Jorge Luis Borges —ese escritor que aborrecía del fútbol porque
“es feo estéticamente. Once jugadores contra otros once corriendo detrás de una
pelota no son especialmente hermosos… Mucho más lindas que el fútbol son las
riñas de gallos. Ocurren ahí nomás, al lado de uno, son ideales para miopes”—
se había muerto unos días antes, casi al principio de todo el asunto, el 14 de
junio.
A mí, recuerdo, me divertían las opiniones de Borges. El fútbol nunca
me había atraído demasiado y si bien podía apreciar la belleza sobrenatural del
segundo gol de Maradona contra Inglaterra, obligado a elegir un deporte,
continuaba prefiriendo la previsibilidad zen del baseball contagiada por
cortesía de un tropical exilio durante los 70.
El destino prefijado de correr alrededor del diamante esmeralda
siempre me había parecido más literario que el fútbol, donde el libre y poco
estético albedrío condenado por Borges me hacía recordar, por momentos, la
desordenada y suicida carrera de Lemmings en busca de un precipicio. Algo tan
ajeno como poco digno de ser alcanzado.
Durante mi infancia lejos estuve de ser un animal de plaza y
pelota. Para el año 86 todavía no había pisado una cancha más que para asistir
a algún concierto de rock. Mi bautismo de fuego tuvo lugar muchos años después
con el célebre match entre San Lorenzo y Vélez interrumpido por falta de
pelotas. Me hice de San Lorenzo por cuarenta y cinco minutos, me reí mucho y no
volví más.
Tampoco mi familia había profesado devoción alguna por el
fenómeno. Mi padre, creo, supo jugar al básquet en los Campeonatos Evita y eso
fue todo.
Y aun así, ahora me había comprometido a no perderme partido
alguno. Compaginaba horarios con mis actividades en una revista gastronómica y
postergaba la escritura de cualquier cuento porque, bueno, acompañar a los
muchachos se había convertido en lo más importante, en lo único digno de ser
tomado en cuenta. Pronto aprendí a reconocerlos de lejos adelantándome incluso
a la voz certera del relator. Pronto tuve la seguridad de que ese Mundial iba a
ser nuestro. México iba a ser una fiesta, supe.
Claro que todo milagro tiene una explicación racional así como
toda proeza de Schwarzenegger descansa sobre un mullido lecho de efectos
especiales preparado y tendido por especialistas. He aquí el truco detrás de la
magia: México no era una fiesta. La casa de mi madre quedaba en la calle México
y allí había llegado yo el día exacto de la muerte de un escritor llamado Jorge
Luis Borges. Mis días junto a mi pareja de entonces se habían convertido en lo
más parecido a una riña de gallos miopes. Heridas y plumas y la imposibilidad
de verse. Por eso ahora estaba viviendo el Mundial en la casa de mi madre.

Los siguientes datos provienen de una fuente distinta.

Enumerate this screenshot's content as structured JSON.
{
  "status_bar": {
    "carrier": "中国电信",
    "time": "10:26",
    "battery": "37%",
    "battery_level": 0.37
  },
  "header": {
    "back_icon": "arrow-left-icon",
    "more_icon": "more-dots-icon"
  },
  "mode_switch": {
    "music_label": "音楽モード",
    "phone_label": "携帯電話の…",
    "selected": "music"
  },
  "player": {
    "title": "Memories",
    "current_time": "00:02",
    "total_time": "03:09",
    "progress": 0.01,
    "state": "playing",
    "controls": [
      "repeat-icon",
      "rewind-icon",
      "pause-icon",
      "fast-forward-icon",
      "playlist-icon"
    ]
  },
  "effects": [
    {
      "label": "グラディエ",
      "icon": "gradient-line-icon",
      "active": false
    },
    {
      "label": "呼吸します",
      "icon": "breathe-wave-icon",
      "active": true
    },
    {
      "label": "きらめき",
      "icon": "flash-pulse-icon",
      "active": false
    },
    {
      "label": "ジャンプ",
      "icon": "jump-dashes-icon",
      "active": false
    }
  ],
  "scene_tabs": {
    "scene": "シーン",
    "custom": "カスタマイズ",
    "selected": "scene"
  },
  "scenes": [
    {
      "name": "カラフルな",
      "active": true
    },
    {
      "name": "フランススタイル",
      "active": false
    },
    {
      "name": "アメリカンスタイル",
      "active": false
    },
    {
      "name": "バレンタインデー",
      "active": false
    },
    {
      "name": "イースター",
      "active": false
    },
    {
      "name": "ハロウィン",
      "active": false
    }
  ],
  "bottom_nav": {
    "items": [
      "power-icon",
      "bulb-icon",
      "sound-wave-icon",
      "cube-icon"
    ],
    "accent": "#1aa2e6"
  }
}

Viendo todo en un pequeño televisor blanco y negro como si fuera la primera
vez, reprochándome en voz baja el espanto ahora incomprensible de haber estado
fuera de todo durante todos estos años. Había despreciado el milagro con la
incredulidad de Santo Tomás pero —aun así— había sido perdonado y ahora se me
permitía ser parte del paraíso vía satélite bebiendo todas y cada una de las
palabras de Macaya Márquez como si se trataran de colores alucinados por
Quetzalcoatl sobre el verde del Estadio Azteca, como si fueran los dictámenes
de un Moisés enfurecido cuyas opiniones descendían como mandamientos
inapelables mientras yo jugaba en los Campos del Señor.
El día que ganamos, recuerdo, fue la noche en que yo comprendí
—agotados los minutos suplementarios— que el partido que venía jugando con o
contra mi pareja de entonces estaba irreversiblemente perdido. Fuimos a comer,
teorizamos una vez más sobre posibles estrategias para un próximo encuentro que
intuíamos innecesario y perdido de antemano, y —de regreso a México (calle),
mientras el paisaje alrededor del Obelisco remitía indistintamente a las
abigarradas delicias del Bosco o a los primeros tramos de 2001: Odisea del espacio, a
cualquier postal de Cecil B. De Mille— me prometí hundirme, esa medianoche, en
el programa especial sobre lo mejor de México 86. El segundo gol de Maradona
contra los ingleses seguía siendo tan hermoso como entonces, pocos días atrás,
sí, no había ilusión o ingenio mecánico detrás de ese milagro. Había sido algo
fuera de este mundo. Una revelación. Afuera, en San Telmo, alguien vaciaba un
revólver en el frío de la noche con inequívocos modales de mariachi austral.
Algunas semanas después del final y la final conocí a la mujer de
mi vida y —sí, yo estaba curado— el fútbol dejó de interesarme otra vez, para
siempre.
AA. VV. Cuentos de fútbol argentino (2011).